Blandengues, o la decisión de la nada
Alberto es blandengue. Desde que con el liceo fueron al mausoleo de Artigas se fue gestando en su ser el deseo de ser uno de esos hombres serios, vestidos de trajes llenos de placas y brillos. Es más, fue al colegio militar para serlo. Al contrario de lo que muchas personas creen, él encontraba algo placentero en la quietud estática de la verticalidad. “Antes de estar acostado mirando Netflix, prefiero quedarme parado solo” decía. Cada vez que lo criticaban él encontraba la forma de salirse con la suya, dependiendo con quién utilizaba cada respuesta: a les más hippies, les decía que era su forma de meditar, a los fans del gym les decía que era su forma de hacer ejercicio, que sacaba músculos en las piernas y en los glúteos, o inventaba que se ponía auriculares invisibles y escuchaba audiolibros cuando hablaba con les intelectuales.
Así fue complaciendo a todo el mundo, haciéndoles comprender que ser blandengue tenía muchas virtudes. Pero en realidad, a él solo le generaba placer estar quieto, mirando para adelante. Era el único momento en el que Alberto se sentía él mismo. Desde pequeño había tomado el rol de proveedor de la familia, su padre había fallecido cuando él era niño y como hermano mayor había tenido que ponerse a trabajar en la panadería de la esquina de su casa aparte de seguir yendo a la escuela, porque como decía su madre “no tendremos de comer, pero al menos no serás burro”. Creció, cumpliendo el rol de proveedor familiar junto con su madre, ocupando el espacio que le correspondía tomar. Y agradeció a su madre por haberlo obligado a seguir estudiando, ya que al recibirse de militar empezó a trabajar de blandengue tal y como lo había deseado siempre.

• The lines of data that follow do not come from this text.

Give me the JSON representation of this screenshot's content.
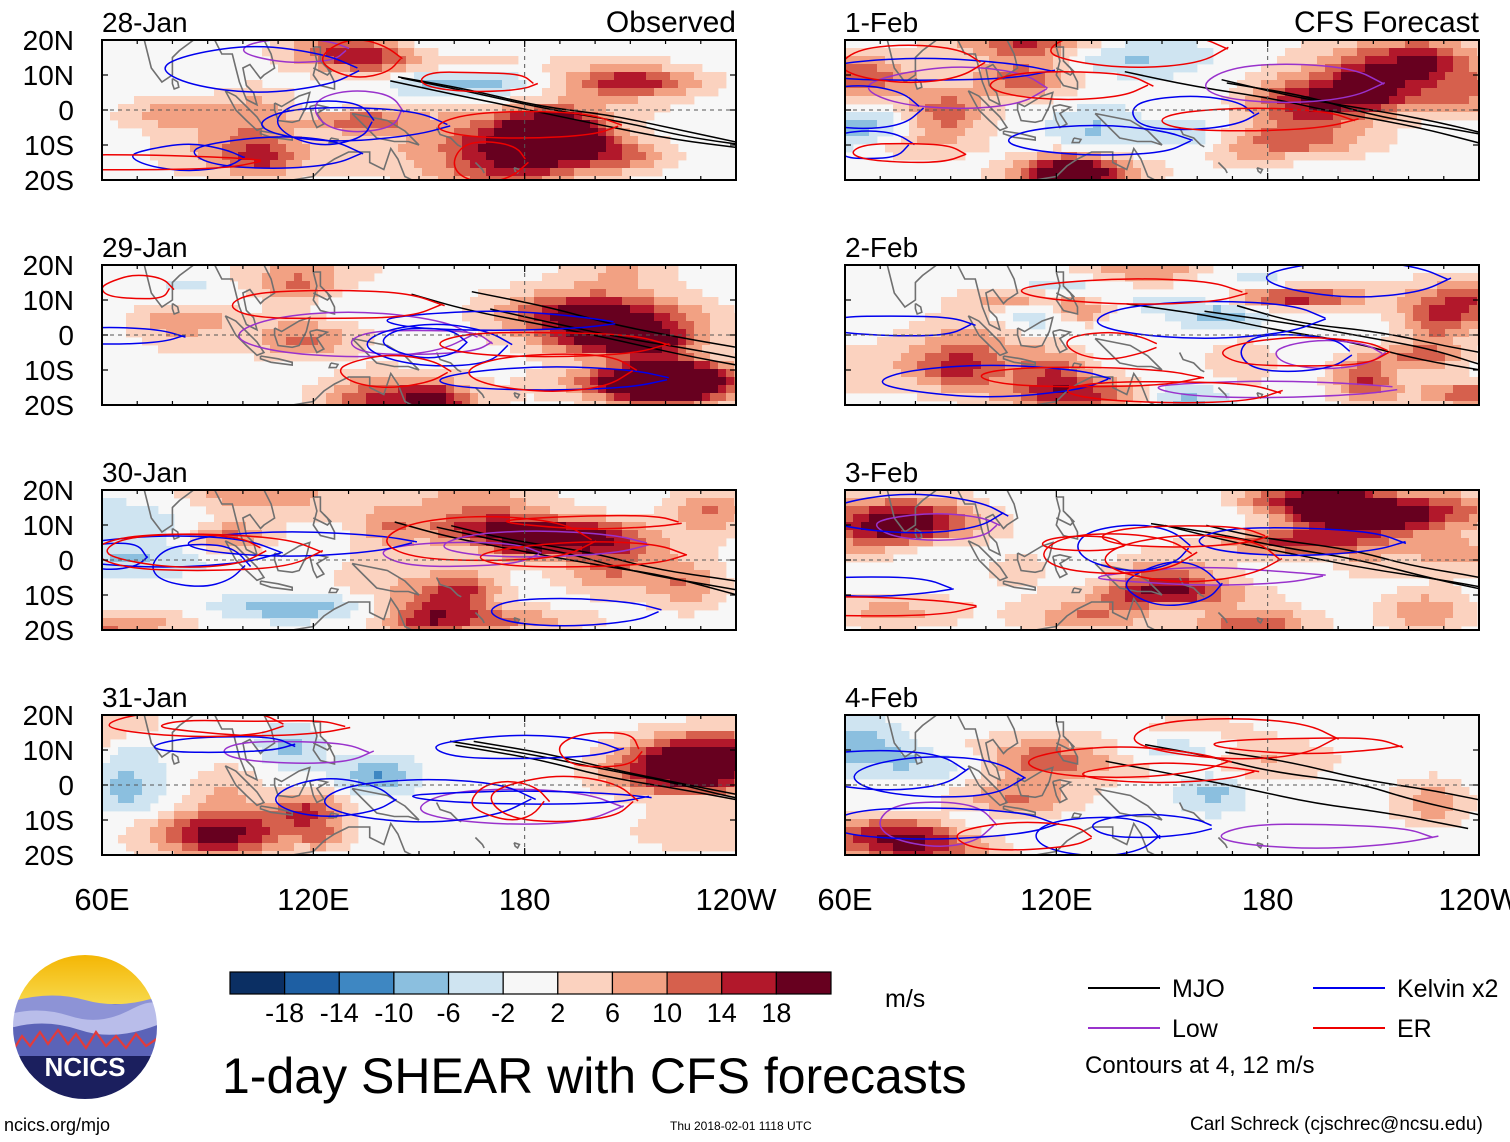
{
  "chart_data": {
    "type": "heatmap",
    "title": "1-day SHEAR with CFS forecasts",
    "panel_labels": {
      "observed": "Observed",
      "forecast": "CFS Forecast"
    },
    "columns": [
      {
        "name": "Observed",
        "dates": [
          "28-Jan",
          "29-Jan",
          "30-Jan",
          "31-Jan"
        ]
      },
      {
        "name": "CFS Forecast",
        "dates": [
          "1-Feb",
          "2-Feb",
          "3-Feb",
          "4-Feb"
        ]
      }
    ],
    "x_ticks": [
      "60E",
      "120E",
      "180",
      "120W"
    ],
    "x_range_deg_east": [
      60,
      240
    ],
    "y_ticks": [
      "20N",
      "10N",
      "0",
      "10S",
      "20S"
    ],
    "y_range_deg": [
      -20,
      20
    ],
    "colorbar": {
      "unit": "m/s",
      "ticks": [
        "-18",
        "-14",
        "-10",
        "-6",
        "-2",
        "2",
        "6",
        "10",
        "14",
        "18"
      ],
      "colors": [
        "#0b2f63",
        "#1e5fa3",
        "#3e87c2",
        "#8bbfdf",
        "#cfe4f1",
        "#f7f7f7",
        "#fbd2bf",
        "#f2a183",
        "#d6604d",
        "#b2182b",
        "#67001f"
      ]
    },
    "legend": [
      {
        "label": "MJO",
        "color": "#000000"
      },
      {
        "label": "Low",
        "color": "#9932cc"
      },
      {
        "label": "Kelvin x2",
        "color": "#0000ee"
      },
      {
        "label": "ER",
        "color": "#ee0000"
      }
    ],
    "legend_note": "Contours at 4, 12 m/s"
  },
  "footer": {
    "logo_text": "NCICS",
    "site": "ncics.org/mjo",
    "timestamp": "Thu 2018-02-01 1118 UTC",
    "author": "Carl Schreck (cjschrec@ncsu.edu)"
  }
}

El placer fue inmenso, por 2 horas lo único que tenía que hacer era quedarse parado, no había que cocinar, ni trabajar en la panadería, ni llevar a sus hermanos a la escuela, no tenía que hacer nada o incluso pensar en nada que le obligaran a pensar. Alberto era un hombre libre en la quietud del mausoleo, lo divertía la nada. A veces, generalmente cuando estaba pasando situaciones de estrés cotidiano o cuando la luna estaba llena y no podía dormir bien, jugaba a encontrar figuras en las imperfecciones del mármol (había una igual a una oveja y otra que se parecía un avión persiguiendo a una rata), jugaba a ver qué tan serio podía quedar cuando les niñes de escuela le hacían chistes de jaimito, o si no, su juego favorito, tomar palabras que dijeran las personas que iban a pasear y generar canciones cual rapero de bondi. De todos modos, nada era comparable a la nada. La felicidad de estar siendo él, pleno, sin miedos, sin que nadie pretendiera nada de él, más que fuera él mismo en quietud.